St. Augustine is an example of a masterful propagandist for such a systems, for he can weave together opposing ideas as being mutually supportive, even if he didn't know that that's all he was actually doing.  Augustine molds Socrates into a Catholic, for example, even though he clearly died as more of an atheist, or an agnostic, or something, but certainly not a Catholic. After all, it is unreasonable to suspect that a man who stood like Christ and Martin Luther before the religious leaders of his day, would willingly submit to the decrees of a Pope or a "saint," especially when Socrates was so clearly like both Descartes and Peter Abelard in his devotion to a religion of doubt, not belief.

And just because Socrates mentions God on his death bed, doesn't mean he believed in the same God Augustine did, or that he even believed in any God at all. I sometimes refer to "God" for example, but that doesn't mean I believe that "God" exists in the same way Augustine did, or anyone else.  

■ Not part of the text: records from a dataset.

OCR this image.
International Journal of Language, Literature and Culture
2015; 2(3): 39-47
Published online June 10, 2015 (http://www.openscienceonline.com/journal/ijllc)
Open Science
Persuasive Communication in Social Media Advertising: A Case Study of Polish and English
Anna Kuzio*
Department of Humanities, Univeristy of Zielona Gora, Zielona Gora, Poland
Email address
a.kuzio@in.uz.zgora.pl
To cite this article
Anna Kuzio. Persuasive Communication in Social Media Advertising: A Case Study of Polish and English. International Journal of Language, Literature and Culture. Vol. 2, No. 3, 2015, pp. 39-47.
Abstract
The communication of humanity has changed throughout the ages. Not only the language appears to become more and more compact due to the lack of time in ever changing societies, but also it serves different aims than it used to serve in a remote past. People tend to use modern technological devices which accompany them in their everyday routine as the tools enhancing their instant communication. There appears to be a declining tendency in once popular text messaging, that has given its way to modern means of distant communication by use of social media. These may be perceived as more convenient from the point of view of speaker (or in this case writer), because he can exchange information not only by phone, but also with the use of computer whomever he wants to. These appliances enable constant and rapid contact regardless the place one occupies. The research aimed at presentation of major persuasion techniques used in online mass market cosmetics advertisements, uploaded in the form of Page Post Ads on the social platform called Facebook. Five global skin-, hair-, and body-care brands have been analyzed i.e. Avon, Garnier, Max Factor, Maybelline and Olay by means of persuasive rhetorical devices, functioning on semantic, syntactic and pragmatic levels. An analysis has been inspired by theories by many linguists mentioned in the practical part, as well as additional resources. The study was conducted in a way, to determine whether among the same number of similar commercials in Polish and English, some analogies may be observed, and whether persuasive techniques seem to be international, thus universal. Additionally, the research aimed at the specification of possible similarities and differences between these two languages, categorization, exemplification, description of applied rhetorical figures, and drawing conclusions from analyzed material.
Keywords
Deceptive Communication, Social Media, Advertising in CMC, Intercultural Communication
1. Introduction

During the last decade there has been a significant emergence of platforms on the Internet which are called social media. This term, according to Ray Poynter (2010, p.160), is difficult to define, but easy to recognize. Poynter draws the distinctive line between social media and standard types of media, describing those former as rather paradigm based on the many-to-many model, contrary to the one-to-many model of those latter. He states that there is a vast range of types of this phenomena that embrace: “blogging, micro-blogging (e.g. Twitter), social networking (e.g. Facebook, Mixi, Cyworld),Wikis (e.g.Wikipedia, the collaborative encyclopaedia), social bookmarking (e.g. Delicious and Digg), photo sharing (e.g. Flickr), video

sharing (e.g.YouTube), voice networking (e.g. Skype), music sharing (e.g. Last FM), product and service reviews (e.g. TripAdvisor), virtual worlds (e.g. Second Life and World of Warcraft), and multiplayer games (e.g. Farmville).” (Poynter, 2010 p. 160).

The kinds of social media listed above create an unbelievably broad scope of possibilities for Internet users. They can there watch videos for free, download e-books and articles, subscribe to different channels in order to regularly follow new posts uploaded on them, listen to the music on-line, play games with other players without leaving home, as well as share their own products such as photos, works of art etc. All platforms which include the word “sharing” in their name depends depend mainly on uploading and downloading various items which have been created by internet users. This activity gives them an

 Hence, Augustine is simply a charlatan for suggesting that Socrates, who challenged the ideas of "gods" held by Greece in the same way that Christ challenged the idea of "god" held by the Pharisees and the Sadducees, and with the same results, would be a Catholic who would willingly submit to a Pope - in ROME of all places! - anymore than it is to suggest that Thomas Jefferson would've knelt before Donald Trump if he had declared himself the pope, or Karl Marx would've prostrated himself to the economics of Milton Friedman.

But our biases blind us from seeing this bit of charlatanism, because the Christian who sees only the benevolence of their Christianity, and denies that the atrocities committed in its name are evidence of Christianity's true nature, are all the more likely to do the same thing with their economic religions as well, which happens to be exactly what Capitalism is doing around the world, that Christians often equally deny.

Maybe God, in other words, is Satan, and economics is his "religion of numbers" that, like a psychopath or a calculator or a computer that's fully devoid of all emotion, is simply mechanical, meticulous, and precise, reducing everyone to a binary 1 or 0 on a screen, and defines everything as "right" or "wrong" according to a balance sheet.

 But you can only see that, by going through history in reverse.

And if the Devil is as clever as the legends suggest, then I wouldn't put it past him for a second.